“I call you Puke-face. Go forward to the mainmast, Puke-face, eat your breakfast if you can, and then repair the iron fitting that holds the drop-gear repetend. The carpenter’s cabinet under the break of the prowhouse will give you tools.”
“I—I cannot use tools. I am—a clerk, not a mechanician.”
“Death and dragons! Come aft with me, you cunilingous bastard!” The mate’s hand missed Rodvard’s neck, but caught a clutch of jacket at the shoulder, and dragged him along the deck to where a flight of steps went up, and the one-eyed captain stood, an ocular under his arm. “Captain Betzensteg! This lump of excrement says it knows nothing of mechanic.”
Sick though he was, Rodvard felt the Blue Star burn cold and looked up into an eye (brimming with something more than mere fury, something strange from which his mind turned). “Diddled, by the Service!” said the voice, between heavy lips. “When next—ah, throw your can of piss up here.”
Rodvard was jerked against the steps, striking his shin, and stumbled up by using his hands. The one-eyed captain reached out and ripped the badge from his breast, tearing the cloth. “Go below, stink-pot,” said he, “and tell my boy he’s promoted to seaman. You shall serve my table.”
“Yes, sir,” said Rodvard and looked around for his route, since all the architecture of a ship was stranger to him than that of a cathedral.
“Go!” said the captain, and lifted an arm as though to strike him with the ocular, but changed his mind. “What held you from telling your status?”

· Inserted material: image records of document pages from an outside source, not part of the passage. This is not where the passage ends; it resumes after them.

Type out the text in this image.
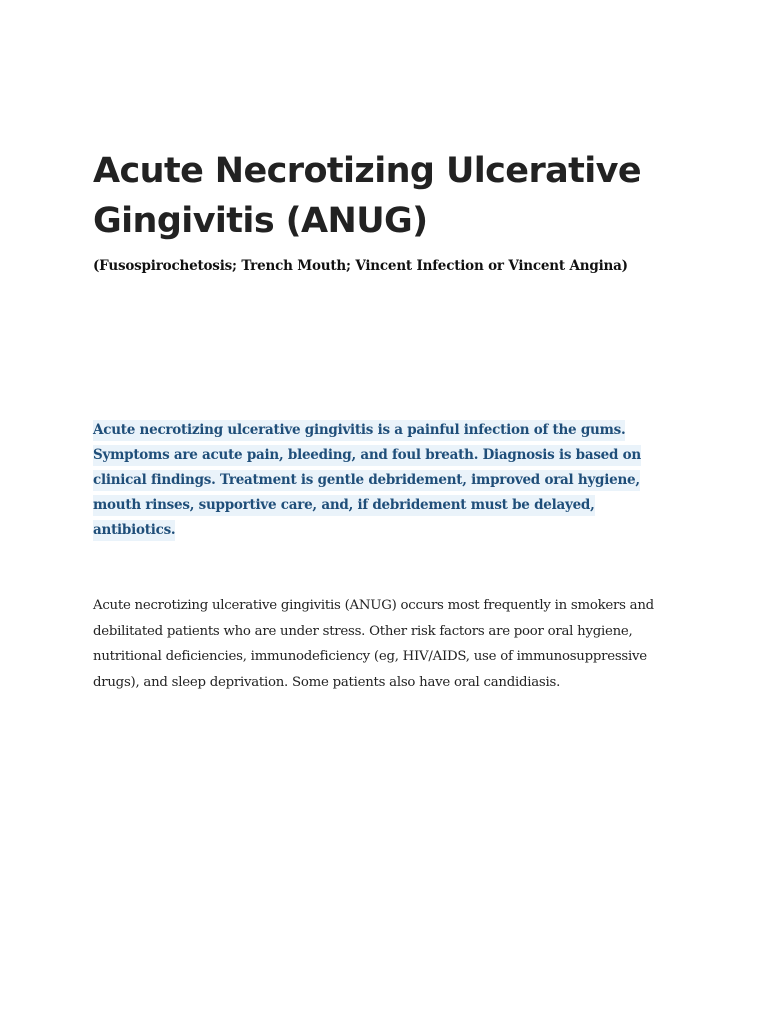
Acute Necrotizing Ulcerative Gingivitis (ANUG)

(Fusospirochetosis; Trench Mouth; Vincent Infection or Vincent Angina)

Acute necrotizing ulcerative gingivitis is a painful infection of the gums. Symptoms are acute pain, bleeding, and foul breath. Diagnosis is based on clinical findings. Treatment is gentle debridement, improved oral hygiene, mouth rinses, supportive care, and, if debridement must be delayed, antibiotics.

Acute necrotizing ulcerative gingivitis (ANUG) occurs most frequently in smokers and debilitated patients who are under stress. Other risk factors are poor oral hygiene, nutritional deficiencies, immunodeficiency (eg, HIV/AIDS, use of immunosuppressive drugs), and sleep deprivation. Some patients also have oral candidiasis.
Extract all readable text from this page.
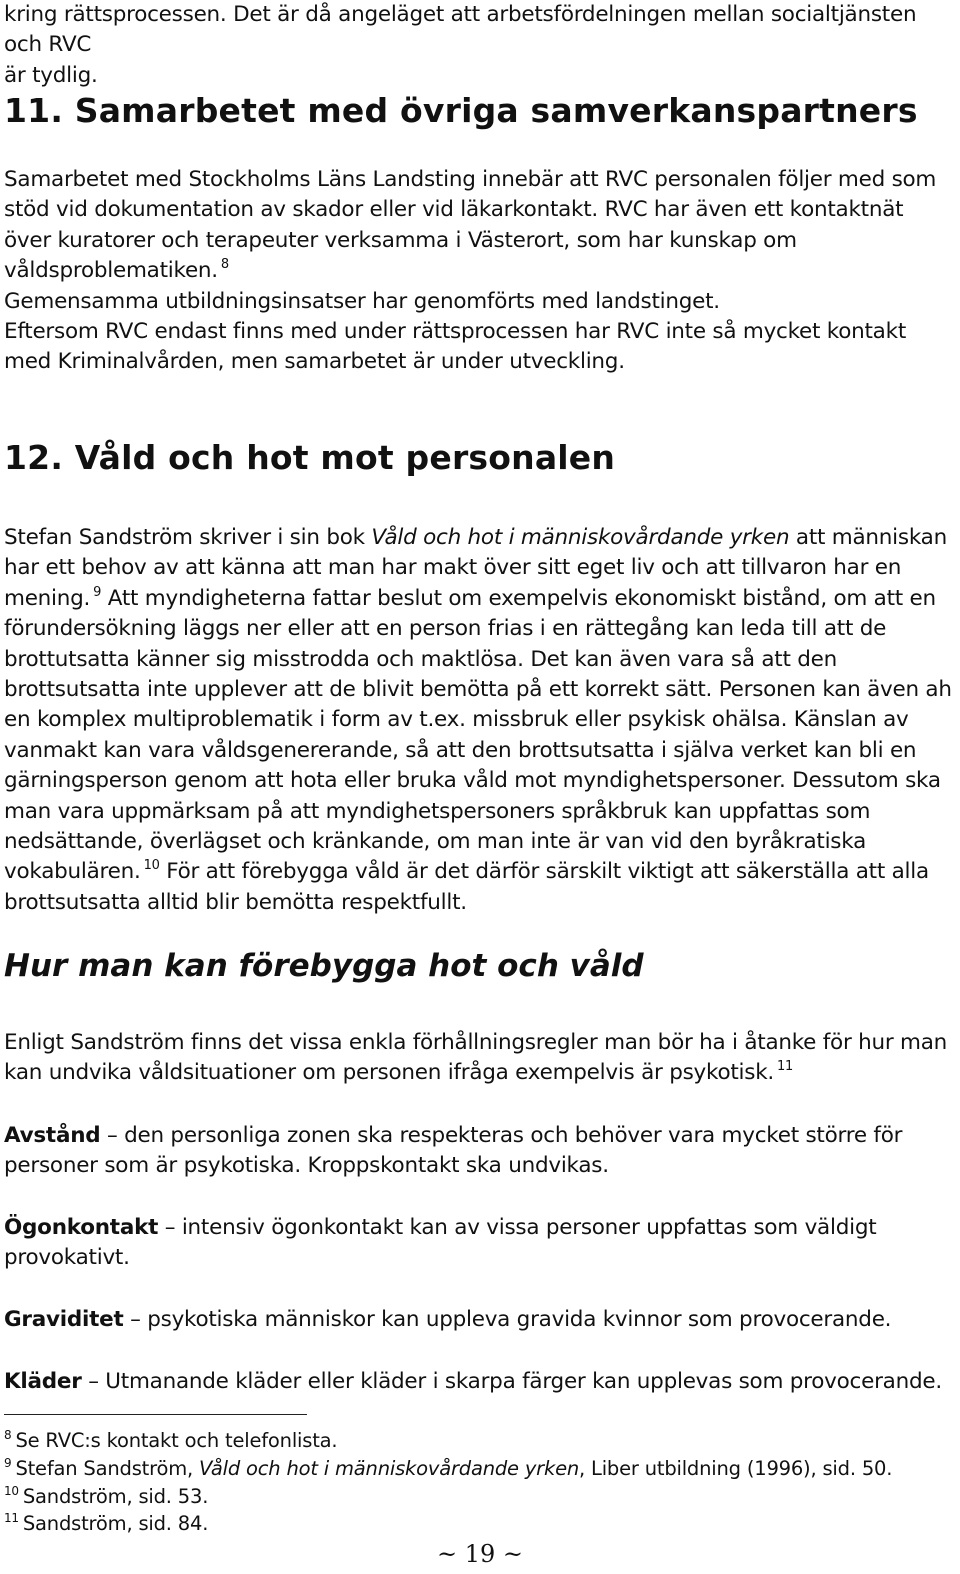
kring rättsprocessen. Det är då angeläget att arbetsfördelningen mellan socialtjänsten och RVC
är tydlig.

11. Samarbetet med övriga samverkanspartners

Samarbetet med Stockholms Läns Landsting innebär att RVC personalen följer med som stöd vid dokumentation av skador eller vid läkarkontakt. RVC har även ett kontaktnät över kuratorer och terapeuter verksamma i Västerort, som har kunskap om våldsproblematiken. $^8$
Gemensamma utbildningsinsatser har genomförts med landstinget.

Eftersom RVC endast finns med under rättsprocessen har RVC inte så mycket kontakt med Kriminalvården, men samarbetet är under utveckling.

12. Våld och hot mot personalen

Stefan Sandström skriver i sin bok Våld och hot i människovårdande yrken att människan har ett behov av att känna att man har makt över sitt eget liv och att tillvaron har en mening. $^9$ Att myndigheterna fattar beslut om exempelvis ekonomiskt bistånd, om att en förundersökning läggs ner eller att en person frias i en rättegång kan leda till att de brottutsatta känner sig misstrodda och maktlösa. Det kan även vara så att den brottsutsatta inte upplever att de blivit bemötta på ett korrekt sätt. Personen kan även ah en komplex multiproblematik i form av t.ex. missbruk eller psykisk ohälsa. Känslan av vanmakt kan vara våldsgenererande, så att den brottsutsatta i själva verket kan bli en gärningsperson genom att hota eller bruka våld mot myndighetspersoner. Dessutom ska man vara uppmärksam på att myndighetspersoners språkbruk kan uppfattas som nedsättande, överlägset och kränkande, om man inte är van vid den byråkratiska vokabulären. $^{10}$ För att förebygga våld är det därför särskilt viktigt att säkerställa att alla brottsutsatta alltid blir bemötta respektfullt.

Hur man kan förebygga hot och våld

Enligt Sandström finns det vissa enkla förhållningsregler man bör ha i åtanke för hur man kan undvika våldsituationer om personen ifråga exempelvis är psykotisk. $^{11}$

Avstånd – den personliga zonen ska respekteras och behöver vara mycket större för personer som är psykotiska. Kroppskontakt ska undvikas.

Ögonkontakt – intensiv ögonkontakt kan av vissa personer uppfattas som väldigt provokativt.

Graviditet – psykotiska människor kan uppleva gravida kvinnor som provocerande.

Kläder – Utmanande kläder eller kläder i skarpa färger kan upplevas som provocerande.

$^8$ Se RVC:s kontakt och telefonlista.
$^9$ Stefan Sandström, Våld och hot i människovårdande yrken, Liber utbildning (1996), sid. 50.
$^{10}$ Sandström, sid. 53.
$^{11}$ Sandström, sid. 84.
~ 19 ~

“Nothing,” said Rodvard, and gripped the rail of the stair-head, for his gorge began rising within.
“If you puke on my deck you shall lick it up.” The captain turned his back and shouted; “Lift the topper peak-ropes!”
Down the stairs again there were not so many ways to choose from, so he took to the door to the right (hoping under his mind that this would be an omen) along a passage and into a room, where a sullen-faced lad of maybe eighteen was folding a cloth from a table. “You are Captain Betzensteg’s boy?” asked Rodvard, trying to keep from looking through the window, where the sea-edge rocked slowly up and down. “I am to say you are promoted seaman.”